Marks and Remarks
Food for the Mind and Eye

No. 0080, July 6, 2015

DEPT. OF RELIGIOUS STUDIES


A Cure for Suffering




Copyright 2015 by S. W. Paul Wyszkowski

     One of our favorite hobby horses. Yes, we freely acknowledge there is a lot of suffering in the world. We also note that while some suffering is unavoidable, most of it is entirely unnecessary. Thus far we are tracking the teachings of Buddha. Where we depart from the Buddhist point of view is in our proposal for a solution to this problem. Not that we think the Buddhist solution - losing one's self-concern and attachment to the world of experience - is not effective. It is, but in our opinion there is a better solution.
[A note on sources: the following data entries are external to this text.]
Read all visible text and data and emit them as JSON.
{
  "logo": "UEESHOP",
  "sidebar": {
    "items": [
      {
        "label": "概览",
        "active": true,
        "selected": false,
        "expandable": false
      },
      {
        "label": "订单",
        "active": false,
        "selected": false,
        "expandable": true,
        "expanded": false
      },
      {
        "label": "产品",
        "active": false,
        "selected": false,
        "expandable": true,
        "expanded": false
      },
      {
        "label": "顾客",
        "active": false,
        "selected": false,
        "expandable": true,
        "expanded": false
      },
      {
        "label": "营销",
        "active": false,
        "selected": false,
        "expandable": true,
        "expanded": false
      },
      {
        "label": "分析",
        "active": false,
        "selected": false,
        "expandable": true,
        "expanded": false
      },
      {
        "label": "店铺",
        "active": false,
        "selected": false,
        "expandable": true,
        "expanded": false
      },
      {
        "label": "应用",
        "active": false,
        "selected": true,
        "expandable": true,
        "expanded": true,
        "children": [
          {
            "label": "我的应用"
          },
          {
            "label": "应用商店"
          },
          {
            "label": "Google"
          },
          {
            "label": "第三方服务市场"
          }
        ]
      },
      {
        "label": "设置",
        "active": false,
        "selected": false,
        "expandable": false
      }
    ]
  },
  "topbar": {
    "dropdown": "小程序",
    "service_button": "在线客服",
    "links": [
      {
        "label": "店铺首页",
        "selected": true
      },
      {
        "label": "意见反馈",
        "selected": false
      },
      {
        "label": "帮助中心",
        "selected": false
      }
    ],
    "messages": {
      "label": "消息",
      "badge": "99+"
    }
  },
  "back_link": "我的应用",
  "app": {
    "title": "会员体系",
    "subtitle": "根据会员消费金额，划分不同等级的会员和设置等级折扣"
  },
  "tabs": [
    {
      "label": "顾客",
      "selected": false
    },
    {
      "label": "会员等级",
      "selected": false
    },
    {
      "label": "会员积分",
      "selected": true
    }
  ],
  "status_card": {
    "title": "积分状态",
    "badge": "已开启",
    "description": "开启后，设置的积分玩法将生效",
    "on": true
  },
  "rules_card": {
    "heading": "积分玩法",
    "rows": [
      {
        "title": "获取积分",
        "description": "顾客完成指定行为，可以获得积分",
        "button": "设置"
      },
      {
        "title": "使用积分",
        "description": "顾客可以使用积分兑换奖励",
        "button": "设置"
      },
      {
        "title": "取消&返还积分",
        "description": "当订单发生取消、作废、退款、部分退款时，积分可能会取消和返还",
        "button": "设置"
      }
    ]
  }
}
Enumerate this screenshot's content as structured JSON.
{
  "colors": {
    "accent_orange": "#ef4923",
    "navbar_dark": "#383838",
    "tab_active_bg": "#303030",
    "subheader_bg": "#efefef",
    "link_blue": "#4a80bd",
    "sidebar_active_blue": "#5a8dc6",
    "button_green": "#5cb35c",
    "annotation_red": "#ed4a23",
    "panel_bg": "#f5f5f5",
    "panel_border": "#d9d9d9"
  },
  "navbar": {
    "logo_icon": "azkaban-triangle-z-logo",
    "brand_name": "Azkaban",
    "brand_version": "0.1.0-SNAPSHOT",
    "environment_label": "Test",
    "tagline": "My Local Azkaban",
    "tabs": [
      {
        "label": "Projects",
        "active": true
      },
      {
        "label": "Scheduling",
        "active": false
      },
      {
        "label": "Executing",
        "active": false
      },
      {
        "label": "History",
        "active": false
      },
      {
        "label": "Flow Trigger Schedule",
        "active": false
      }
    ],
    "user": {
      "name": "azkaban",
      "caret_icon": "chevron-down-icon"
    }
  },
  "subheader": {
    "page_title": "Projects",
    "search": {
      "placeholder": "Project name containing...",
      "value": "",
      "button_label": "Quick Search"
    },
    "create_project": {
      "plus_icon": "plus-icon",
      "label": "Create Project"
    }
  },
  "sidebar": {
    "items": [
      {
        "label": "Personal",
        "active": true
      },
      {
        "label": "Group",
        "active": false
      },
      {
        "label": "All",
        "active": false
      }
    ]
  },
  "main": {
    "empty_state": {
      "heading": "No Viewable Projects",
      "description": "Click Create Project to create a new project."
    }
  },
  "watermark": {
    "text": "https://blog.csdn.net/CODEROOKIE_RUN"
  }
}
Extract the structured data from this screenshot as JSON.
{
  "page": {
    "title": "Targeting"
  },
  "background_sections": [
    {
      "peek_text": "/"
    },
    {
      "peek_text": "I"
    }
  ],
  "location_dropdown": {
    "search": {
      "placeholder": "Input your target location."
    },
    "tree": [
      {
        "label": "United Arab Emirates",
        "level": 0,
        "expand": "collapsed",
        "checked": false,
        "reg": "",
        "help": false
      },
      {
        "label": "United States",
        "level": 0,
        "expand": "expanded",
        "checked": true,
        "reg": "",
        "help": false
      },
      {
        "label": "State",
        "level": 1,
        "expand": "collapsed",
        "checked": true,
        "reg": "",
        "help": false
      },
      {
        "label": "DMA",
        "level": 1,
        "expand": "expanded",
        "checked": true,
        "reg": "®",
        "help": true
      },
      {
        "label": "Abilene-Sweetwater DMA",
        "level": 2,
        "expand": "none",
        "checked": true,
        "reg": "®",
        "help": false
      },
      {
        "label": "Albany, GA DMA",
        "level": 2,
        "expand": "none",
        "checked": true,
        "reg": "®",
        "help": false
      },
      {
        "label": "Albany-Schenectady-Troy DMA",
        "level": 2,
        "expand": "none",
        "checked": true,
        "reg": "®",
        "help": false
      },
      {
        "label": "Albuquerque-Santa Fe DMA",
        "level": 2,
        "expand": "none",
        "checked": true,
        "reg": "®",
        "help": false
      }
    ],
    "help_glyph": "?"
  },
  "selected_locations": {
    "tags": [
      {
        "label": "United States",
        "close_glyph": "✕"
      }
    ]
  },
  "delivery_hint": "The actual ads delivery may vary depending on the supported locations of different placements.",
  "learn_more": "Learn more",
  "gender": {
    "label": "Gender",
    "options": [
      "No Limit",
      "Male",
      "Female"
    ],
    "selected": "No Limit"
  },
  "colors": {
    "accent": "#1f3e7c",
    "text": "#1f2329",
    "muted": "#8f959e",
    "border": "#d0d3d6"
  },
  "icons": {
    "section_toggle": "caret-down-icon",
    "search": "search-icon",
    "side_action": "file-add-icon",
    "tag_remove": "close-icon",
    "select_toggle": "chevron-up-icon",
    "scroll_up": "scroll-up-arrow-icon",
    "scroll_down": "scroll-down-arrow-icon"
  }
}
     In our solution the key concept is not detachment but appreciation. Neither Prickles nor I can claim any understanding of nirvana, but we are familiar with wonder and joy so we are perhaps prejudiced in favouring them over nirvana as the alternative to suffering. Appreciation, the source of wonder and joy, requires attention and it does require recognition of how limited and uncertain is our knowledge. That is the sticking point. We may have to abandon some of our most cherished beliefs (on which we may have erected our self-image) in order to see more clearly what is actually the case. But losing some of one's beliefs is not the same as losing one's self. In our view, we absolutely need the self to appreciate and enjoy our experience of being - can't do it except as an individual self-conscious entity. Furthermore, we have no choice but to believe something just to be able to act. And appreciation is a conscious act.